The new lines, to be called the Catalyst 6000 and 6500, leaves Cisco with what could be perceived as a confusing array of switching equipment for a sector that remains one of the fastest growing niches in the business. But executives claim the new additions only add more flexibility for its customers, and indicate a trend toward specialization in the market.

"There are multiple options," said Marthin De Beer, director of product marketing for Cisco's switching business.

The new 6000 and 6500 lines shipping now include high-density options for gigabit-speed Ethernet, the latest version of the technology. Cisco has been taking hits from competitors on the state of their product line in this area for some time, but with recent developments, the company seems to have made some ground.

"What you see now is that we have a complete set," said De Beer. "In terms of actual delivery, we're right in line with these other vendors."

Cisco also rolled out a new option for its Catalyst 5000 line that can separate voice traffic from data transmissions, and adds reliability features within the latest version of its Internet working operating system (IOS) software so voice communications can be completed.

Cisco also claims to have a pricing edge versus competitors such as Nortel Networks and Cabletron Systems, though any pricing differentiation in the cut-throat Ethernet-based switching market is usually short-lived.

And Cisco is only one of slew of networking players targeting the bridge between the voice and data networking worlds.

Nortel plans to add new software features within its Passport 4400 line of devices that support a variety of networking technologies. The new code supports a series of voice protocols that allow customers with existing digital voice networks to add the same advanced services, such as caller identification, currently offered for segments built using the Passport switches.

3Com said it is now shipping a new system for IP-based voice traffic, based on its Total Control remote access concentrator hardware. The new technology can be integrated with existing voice-based switches or rolled out as part of a new service, according to company executives.

The roll out includes a three-tiered technology approach, consisting of gateways, so-called gatekeepers, and back-end server technology, according to the company.

3Com also said it will soon ship a new PBX system that combines voice and data for small and medium-sized businesses.

The so-called SuperStack II PBX 1000 is the first product from the 3Com and Siemens joint venture announced last December.

The new SuperStack II hardware and software, based on technologies from both firms, costs $157 per subscriber based on a total of 28 users. The product, which will include three 3Com digital telephones, will ship Feb. 1.

Furthering its aims in the market for digital subscriber line (DSL) hardware, 3Com also rolled out two new DSL-based modems based on symmetric and ISDN-based technology. The new additions to 3Com's DSL strategy are intended for small and medium businesses as well as competitive local exchange carriers, or CLECs.
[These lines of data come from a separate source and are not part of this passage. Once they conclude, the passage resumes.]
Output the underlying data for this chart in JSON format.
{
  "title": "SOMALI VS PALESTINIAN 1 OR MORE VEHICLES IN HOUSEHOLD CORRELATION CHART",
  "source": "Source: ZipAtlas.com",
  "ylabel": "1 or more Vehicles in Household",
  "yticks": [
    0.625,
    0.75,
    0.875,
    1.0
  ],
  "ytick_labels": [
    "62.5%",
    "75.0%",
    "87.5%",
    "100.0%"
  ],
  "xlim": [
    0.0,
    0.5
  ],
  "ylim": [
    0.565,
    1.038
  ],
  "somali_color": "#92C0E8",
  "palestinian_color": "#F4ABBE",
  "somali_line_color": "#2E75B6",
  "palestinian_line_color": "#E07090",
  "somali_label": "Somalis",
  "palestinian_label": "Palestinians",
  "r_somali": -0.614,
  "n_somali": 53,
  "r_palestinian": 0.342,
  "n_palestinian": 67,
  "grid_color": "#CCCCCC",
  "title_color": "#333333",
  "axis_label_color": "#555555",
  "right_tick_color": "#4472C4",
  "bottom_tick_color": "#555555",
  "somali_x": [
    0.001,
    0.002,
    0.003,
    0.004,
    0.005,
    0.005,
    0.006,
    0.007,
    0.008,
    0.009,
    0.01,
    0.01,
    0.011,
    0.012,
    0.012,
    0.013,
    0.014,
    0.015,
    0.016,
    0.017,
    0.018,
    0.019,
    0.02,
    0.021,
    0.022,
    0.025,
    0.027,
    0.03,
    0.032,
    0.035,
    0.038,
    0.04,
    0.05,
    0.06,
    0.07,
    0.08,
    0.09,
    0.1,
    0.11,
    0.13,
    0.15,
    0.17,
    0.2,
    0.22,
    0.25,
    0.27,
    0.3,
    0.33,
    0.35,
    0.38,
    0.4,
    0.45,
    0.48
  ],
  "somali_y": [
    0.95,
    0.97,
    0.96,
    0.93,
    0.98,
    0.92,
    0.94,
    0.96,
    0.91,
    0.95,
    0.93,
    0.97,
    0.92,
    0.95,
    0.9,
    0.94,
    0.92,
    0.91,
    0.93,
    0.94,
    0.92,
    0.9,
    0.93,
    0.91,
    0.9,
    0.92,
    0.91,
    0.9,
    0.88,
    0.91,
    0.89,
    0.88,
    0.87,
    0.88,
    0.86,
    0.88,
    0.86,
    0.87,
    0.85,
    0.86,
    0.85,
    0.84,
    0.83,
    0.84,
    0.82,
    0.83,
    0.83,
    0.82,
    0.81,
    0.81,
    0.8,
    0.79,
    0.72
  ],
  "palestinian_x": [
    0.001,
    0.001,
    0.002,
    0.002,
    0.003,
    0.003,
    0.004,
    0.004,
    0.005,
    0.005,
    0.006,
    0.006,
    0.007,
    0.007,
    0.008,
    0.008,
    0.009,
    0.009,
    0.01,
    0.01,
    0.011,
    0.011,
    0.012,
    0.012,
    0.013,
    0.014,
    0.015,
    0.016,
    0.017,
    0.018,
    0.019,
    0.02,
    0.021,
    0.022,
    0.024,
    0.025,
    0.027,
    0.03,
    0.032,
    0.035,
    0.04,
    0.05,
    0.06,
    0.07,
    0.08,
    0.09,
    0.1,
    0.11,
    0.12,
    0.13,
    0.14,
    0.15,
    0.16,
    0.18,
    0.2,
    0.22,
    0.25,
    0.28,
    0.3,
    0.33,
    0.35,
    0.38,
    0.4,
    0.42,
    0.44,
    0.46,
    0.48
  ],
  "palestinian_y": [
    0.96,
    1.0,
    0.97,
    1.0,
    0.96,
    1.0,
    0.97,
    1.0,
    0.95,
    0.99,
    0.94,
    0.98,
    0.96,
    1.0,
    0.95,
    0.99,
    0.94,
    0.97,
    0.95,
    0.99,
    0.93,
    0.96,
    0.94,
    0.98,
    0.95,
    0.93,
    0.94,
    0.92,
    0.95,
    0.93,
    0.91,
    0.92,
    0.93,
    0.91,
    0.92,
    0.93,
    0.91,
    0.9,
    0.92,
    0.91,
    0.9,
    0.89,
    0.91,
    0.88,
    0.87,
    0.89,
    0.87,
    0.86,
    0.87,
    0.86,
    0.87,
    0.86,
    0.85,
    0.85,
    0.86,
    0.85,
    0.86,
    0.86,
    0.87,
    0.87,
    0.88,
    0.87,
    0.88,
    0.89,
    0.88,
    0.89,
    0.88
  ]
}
Also, data player Newbridge Networks will debut another piece in its so-called versatile IP strategy. The company plans to announce a new service that runs on top of its 36100 access concentrator hardware that makes it easy for service providers to provision Internet access and virtual connections to users, such as telecommuters or remote offices.

Later this year, the strategy will be buttressed by the addition of voice-over-IP features, according to company executives.

Separately, systems giant IBM is hoping to re-invigorate its networking business with new additions to its own line of Ethernet-based switching devices. The new gigabit-speed Ethernet switches represents IBM's bid for a portion of the lucrative switching market, and is comprised of a combination of internally developed technology and hardware developed by Xylan, a company that licenses its products to IBM.

Also, Cabletron Systems is expected to announce new additions to its product line based on asynchronous transfer mode, or ATM, technology.

The activity is part of this week's ComNet industry trade show.

CNET's Wylie Wong contributed to this report.